Daily Management Review

Looming US Tariff Not A Deterrent For BMW To Change Its Mexico Production Plans


Looming US Tariff Not A Deterrent For BMW To Change Its Mexico Production Plans
The plan of expansion of BMW into Mexico is apparently ill timed.
Just four days before the imposition the suddenly announced tariffs on all products coming from Mexico by United States president Donald Trump, the German automaker inaugurated its latest final assembly plant in San Luis Potosi, Mexico.
If the tariffs are actually imposed on Mexico, the cost of the 3 Series sedans BMW that the company is now exporting from Mexico to the US would go up by hundreds of dollars. However that is not deterring the company.  
“We will keep our plans and we will see how far that goes,” said Oliver Zipse, a member of BMW’s board of management in reply to a question of whether the company would be shifting its production base outside of Mexico in case the tariffs are imposed. “Our production network is flexible, but at this point I don’t see any reason to change our plans.”
How it would deal with the additional costs for every vehicle because of tariffs has not yet been decided by the company, Zipse said. The pricing strategy, in the wake of tariffs, for by rivals for cars that compete with the 3 Series, such as the Mercedes-Benz C class, to handle the additional costs, would determine BMW’s strategy and decision of whether to absorb all of the additional costs because of the tariffs or to pass one all or part of the costs to its customers in the US, the company said.

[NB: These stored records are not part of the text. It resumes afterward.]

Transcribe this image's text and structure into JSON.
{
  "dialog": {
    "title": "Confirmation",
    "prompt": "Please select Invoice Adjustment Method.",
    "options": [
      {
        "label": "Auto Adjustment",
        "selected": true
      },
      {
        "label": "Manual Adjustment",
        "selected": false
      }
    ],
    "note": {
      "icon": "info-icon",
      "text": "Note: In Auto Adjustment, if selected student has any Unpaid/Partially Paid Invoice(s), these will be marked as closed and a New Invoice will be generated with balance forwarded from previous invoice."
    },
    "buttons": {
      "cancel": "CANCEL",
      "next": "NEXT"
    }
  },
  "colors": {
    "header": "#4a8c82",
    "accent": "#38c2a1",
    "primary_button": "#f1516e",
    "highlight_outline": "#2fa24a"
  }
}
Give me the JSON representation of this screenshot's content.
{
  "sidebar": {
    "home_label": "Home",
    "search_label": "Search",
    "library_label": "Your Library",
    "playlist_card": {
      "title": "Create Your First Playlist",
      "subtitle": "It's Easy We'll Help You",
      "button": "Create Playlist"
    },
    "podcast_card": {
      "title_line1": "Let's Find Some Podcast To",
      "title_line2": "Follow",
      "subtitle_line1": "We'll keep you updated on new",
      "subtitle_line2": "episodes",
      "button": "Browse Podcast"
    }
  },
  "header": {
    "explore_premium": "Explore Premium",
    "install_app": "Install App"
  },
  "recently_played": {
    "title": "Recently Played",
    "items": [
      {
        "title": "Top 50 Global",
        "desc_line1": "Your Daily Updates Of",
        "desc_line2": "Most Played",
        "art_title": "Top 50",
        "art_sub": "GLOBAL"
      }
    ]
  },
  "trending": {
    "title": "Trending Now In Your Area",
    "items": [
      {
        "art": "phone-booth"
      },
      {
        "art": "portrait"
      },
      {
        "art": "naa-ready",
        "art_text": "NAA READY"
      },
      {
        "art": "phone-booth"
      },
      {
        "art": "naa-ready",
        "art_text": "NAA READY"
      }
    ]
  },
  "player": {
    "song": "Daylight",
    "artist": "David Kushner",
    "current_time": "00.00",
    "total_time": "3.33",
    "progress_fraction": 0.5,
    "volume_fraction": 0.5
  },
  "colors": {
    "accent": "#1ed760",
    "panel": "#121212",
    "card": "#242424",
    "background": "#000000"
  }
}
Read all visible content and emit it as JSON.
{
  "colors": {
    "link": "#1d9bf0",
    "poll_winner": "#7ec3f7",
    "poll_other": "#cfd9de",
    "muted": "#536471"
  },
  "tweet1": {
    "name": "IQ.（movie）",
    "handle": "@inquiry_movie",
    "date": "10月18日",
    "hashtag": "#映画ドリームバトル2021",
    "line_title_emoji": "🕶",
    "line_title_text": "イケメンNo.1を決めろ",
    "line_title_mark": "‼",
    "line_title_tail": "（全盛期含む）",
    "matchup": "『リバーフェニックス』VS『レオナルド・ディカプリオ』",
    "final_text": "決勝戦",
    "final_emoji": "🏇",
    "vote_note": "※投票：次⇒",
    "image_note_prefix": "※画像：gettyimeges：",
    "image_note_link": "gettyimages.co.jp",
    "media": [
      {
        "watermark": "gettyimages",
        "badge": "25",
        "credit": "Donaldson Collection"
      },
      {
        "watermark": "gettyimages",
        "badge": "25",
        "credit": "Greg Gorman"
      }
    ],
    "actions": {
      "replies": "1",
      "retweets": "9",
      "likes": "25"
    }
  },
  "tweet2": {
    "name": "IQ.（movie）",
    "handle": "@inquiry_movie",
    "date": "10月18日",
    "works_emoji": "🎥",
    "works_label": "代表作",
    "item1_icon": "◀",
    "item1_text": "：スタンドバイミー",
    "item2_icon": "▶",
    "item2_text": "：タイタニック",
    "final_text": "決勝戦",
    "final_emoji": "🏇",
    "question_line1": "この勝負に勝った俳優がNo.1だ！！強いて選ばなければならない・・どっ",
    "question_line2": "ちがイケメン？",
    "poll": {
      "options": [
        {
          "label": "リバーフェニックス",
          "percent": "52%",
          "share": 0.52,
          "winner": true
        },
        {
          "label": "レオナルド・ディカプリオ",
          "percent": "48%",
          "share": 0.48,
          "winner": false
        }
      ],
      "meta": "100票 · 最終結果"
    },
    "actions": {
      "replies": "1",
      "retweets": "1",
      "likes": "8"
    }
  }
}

Analysts and investors viewed as a smart move, the decision of BMW to construct the $1 billion factory in Mexico back in 2016. This was because the new 3 Series sedans that would be manufactured in that plant would be shipped to various markets of the world including the very critical market of the US.
When that decision was taken by BMW in 2016, there was hardly any talk of the scrapping of the North American Free Trade Agreement which would stop the significant cost advantage to auto manufacturers from setting up factories in Mexico because of lower labor costs. There were many who did not pay heed to the threats from the then US presidential hopeful Donald Trump of scrapping the NAFTA if he elected as US president.
The new United States-Mexico-Canada Agreement has now virtually made the NAFTA a dead deal even though the new deal has to get ratified by the parliament of all of the three nations. But what is more worrying for all auto makers with manufacturing facilities in Mexico is that potential imposition of a 5 per cent tariff on all goods entering the US from Mexico which is a tool being used by Trump to pressurize its Southern neighbor to stop illegal immigration through the US Mexico border. .
“The timing of new tariffs and related uncertainty could not come at a worse moment for the auto industry,” LMC Automotive wrote in a research note.
BMW’s assembly lines in San Luis Potosi are just ramping up production with an aim of achieving an output of about 20,000 units this year.